Selain menghadapi kasus-kasus perempuan, Azka juga bersinggungan dengan masalah teman laki-lakinya. Walaupun status Azka lajang, ia juga sering diminta teman laki-lakinya untuk mencarikan calon istri. Namun, usaha Azka membantu temannya beberapa kali gagal karena sikap plin-plan temannya. Penulis dengan jelas menggambarkan bagaimana sikap Azka menghadapi temannya itu. Juga ketika pamannya berusaha memanfaatkan status lajang Azka untuk mengambil keuntungan darinya, dengan tegas Azka menolaknya.
Sebagai perempuan saya suka cara penulis menggambarkan sosok Azka yang mandiri, cerdas, perhatian, dan sekaligus juga tegas. Walaupun Azka juga menghadapi masalahnya sendiri, tapi tidak membuatnya menjadi rapuh dan lemah. Hanya saja, saya kurang mendapat gambaran sosok Azka secara fisik, tapi hal tersebut tidak mengurangi kekaguman saya. Namun, seandainya penulis lebih rinci menggambarkan sosok Azka, tentunya itu akan lebih baik lagi.
Sosok-sosok perempuan lainnya yang diceritakan dalam novel ini juga berhasil membuat saya berempati pada masalah mereka.

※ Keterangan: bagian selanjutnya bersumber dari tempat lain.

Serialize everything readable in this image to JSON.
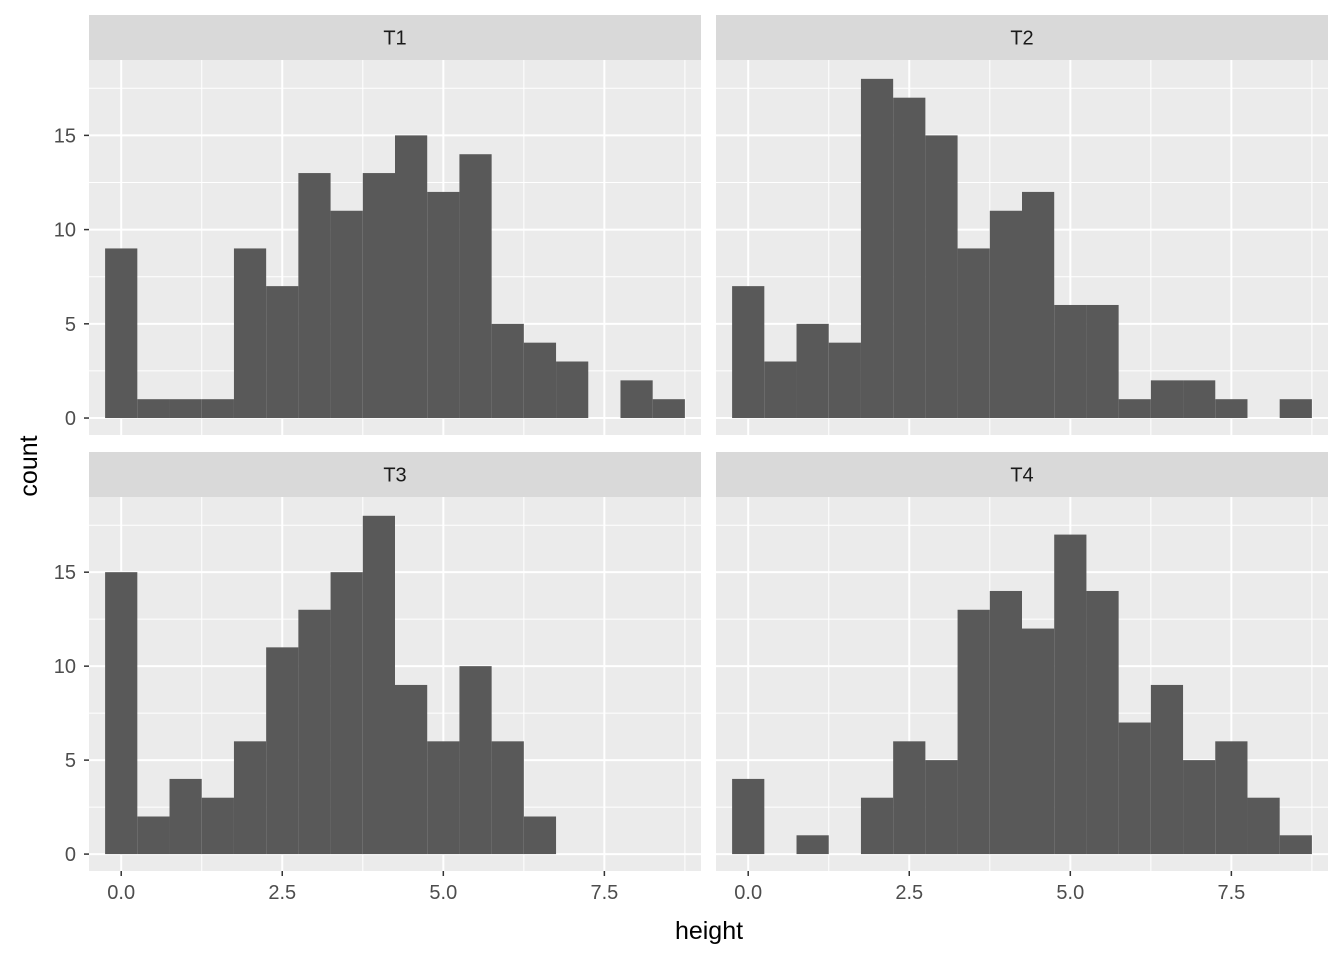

Apalagi karena penulis menyatakan dengan jelas di halaman sampul bukunya kalau kisah-kisah tersebut diangkat dari kisah nyata. Saya yakin, banyak perempuan yang merasa terhubung dengan isu-isu yang diangkat dalam novel ini.
Sisi positif lain yang saya dapat dari buku ini, penulis berhasil mencapai misinya untuk menyampaikan isu-isu sensitif tentang perempuan dengan cara yang mudah dimengerti dan dipahami. Cara penulis membagi setiap cerita dengan kasus berbeda di setiap bab juga membuat saya penasaran untuk membalik setiap halamannya. Namun, karena banyak sekali kasus yang ingin disampaikan penulis dan melibatkan banyak tokoh, sedikit menimbulkan kebingungan. Beberapa kali saya harus membuka kembali halaman-halaman sebelumnya untuk memastikan tokoh yang dimaksud tidak tertukar. Ditambah lagi, beberapa nama tokohnya juga mirip, seperti Alina dengan Lalita, Nare dengan Nala.
Semua tokoh dalam buku ini memiliki masalah dengan penyelesaiannya masing-masing, karena itu saya sangat penasaran dengan apa yang terjadi pada tokoh utama, Azka. Penulis menjawabnya di bab akhir sekaligus sebagai penutup yang manis dari keseluruhan cerita.
Akhir kata, buku ini penting untuk dibaca tidak hanya oleh perempuan tapi juga laki-laki, karena di dalam buku ini banyak pengetahuan yang disampaikan dengan cara bercerita yang mudah dipahami.
Atika Hdy, penulis novel Alita, dan juga seorang dosen. Karyanya tidak hanya novel fiksi tapi juga artikel ilmiah yang sudah dimuat di beberapa jurnal nasional dan internasional. Membaca novel adalah hobbynya disamping membaca buku dan artikel ilmiah.